In 2002, the Company reduced debt by more than $100 million. During fiscal 2003, the Company expects continued strong operating cash flows due to the rate increase at Elizabethtown Gas, colder-than-normal weather and the continued recovery of under-recovered gas costs. The Company expects that the strong cash flows will enable it to further reduce its outstanding short-term debt.

“We remain committed to our plan to reduce debt, improve cash flow and reduce business risk and we intend to stay the course toward its successful implementation,” said Kean. “Going forward, we are committed to continue the execution of our plan in partnership with our investment banker, Berenson & Company, whom we have retained to assist us in maximizing the value of our businesses. We believe that the plan will strengthen our balance sheet and provide greater financial flexibility.”

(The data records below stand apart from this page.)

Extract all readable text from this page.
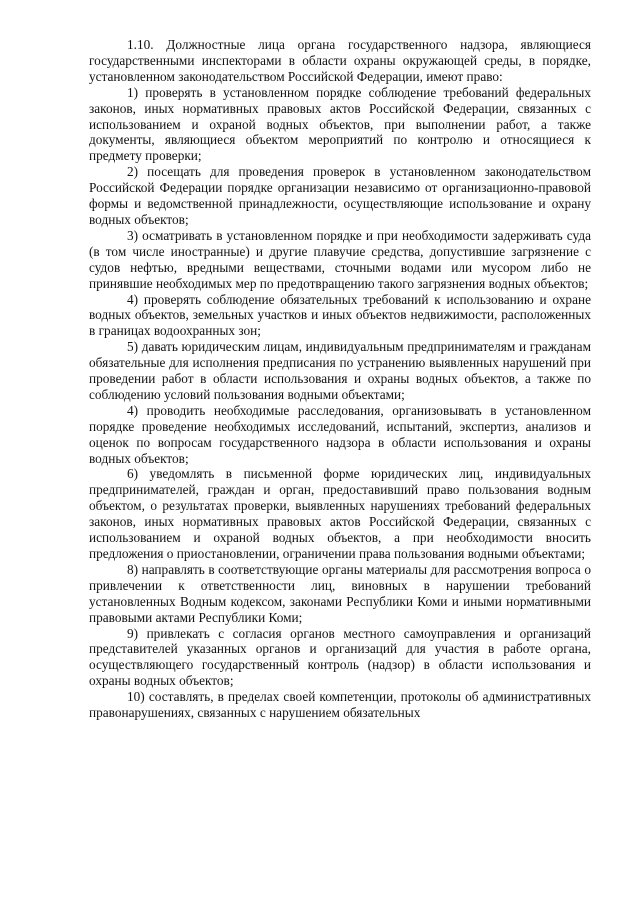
1.10. Должностные лица органа государственного надзора, являющиеся государственными инспекторами в области охраны окружающей среды, в порядке, установленном законодательством Российской Федерации, имеют право:

1) проверять в установленном порядке соблюдение требований федеральных законов, иных нормативных правовых актов Российской Федерации, связанных с использованием и охраной водных объектов, при выполнении работ, а также документы, являющиеся объектом мероприятий по контролю и относящиеся к предмету проверки;

2) посещать для проведения проверок в установленном законодательством Российской Федерации порядке организации независимо от организационно-правовой формы и ведомственной принадлежности, осуществляющие использование и охрану водных объектов;

3) осматривать в установленном порядке и при необходимости задерживать суда (в том числе иностранные) и другие плавучие средства, допустившие загрязнение с судов нефтью, вредными веществами, сточными водами или мусором либо не принявшие необходимых мер по предотвращению такого загрязнения водных объектов;

4) проверять соблюдение обязательных требований к использованию и охране водных объектов, земельных участков и иных объектов недвижимости, расположенных в границах водоохранных зон;

5) давать юридическим лицам, индивидуальным предпринимателям и гражданам обязательные для исполнения предписания по устранению выявленных нарушений при проведении работ в области использования и охраны водных объектов, а также по соблюдению условий пользования водными объектами;

4) проводить необходимые расследования, организовывать в установленном порядке проведение необходимых исследований, испытаний, экспертиз, анализов и оценок по вопросам государственного надзора в области использования и охраны водных объектов;

6) уведомлять в письменной форме юридических лиц, индивидуальных предпринимателей, граждан и орган, предоставивший право пользования водным объектом, о результатах проверки, выявленных нарушениях требований федеральных законов, иных нормативных правовых актов Российской Федерации, связанных с использованием и охраной водных объектов, а при необходимости вносить предложения о приостановлении, ограничении права пользования водными объектами;

8) направлять в соответствующие органы материалы для рассмотрения вопроса о привлечении к ответственности лиц, виновных в нарушении требований установленных Водным кодексом, законами Республики Коми и иными нормативными правовыми актами Республики Коми;

9) привлекать с согласия органов местного самоуправления и организаций представителей указанных органов и организаций для участия в работе органа, осуществляющего государственный контроль (надзор) в области использования и охраны водных объектов;

10) составлять, в пределах своей компетенции, протоколы об административных правонарушениях, связанных с нарушением обязательных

NUI Corporation, based in Bedminster, NJ, is a diversified energy company that operates four natural gas utilities, as well as businesses involved in natural gas storage and pipeline activities; wholesale energy portfolio and risk management; telecommunications; and geospatial and customer information systems and services. NUI Utilities’ companies include Elizabethtown Gas Company in New Jersey, City Gas Company of Florida and Elkton Gas Company in Maryland. Visit our web site at

This press release contains forward-looking statements, including statements related to strengthening the Company’s balance sheet and enhancing the Company’s financial performance. These statements are based on management’s current expectations and information currently available and are believed to be reasonable and are made in good faith. However, the forward-looking statements are subject to risks and uncertainties that could cause actual results to differ materially from those projected in the statements. Factors that may make the actual results differ from anticipated results include, but are not limited to, the Company’s ability to control operating expenses; the level of uncollectible receivables; the volatility of natural gas prices; the ability to reduce debt; the ability to procure buyers for asset sales; the impact of Moody’s Investors Services’ downgrade on the Company’s operations, liquidity and natural gas trading and procurement capabilities; the impact of transactions relating to the Company’s exit of the retail energy marketing business; economic conditions; the outcome of the focused audit being conducted by the New Jersey Board of Public Utilities; weather fluctuations; and other uncertainties, all of which are difficult to predict and some of which are beyond our control. For these reasons, you should not rely on these forward-looking statements when making investment decisions. The words “expect,” “believe,” “project,” “anticipate,” “intend,” “should,” “could,” “will,” and variations of such words and similar expressions, are intended to identify forward-looking statements. We do not undertake any obligation to update publicly any forward-looking statement, either as a result of new information, future events or otherwise.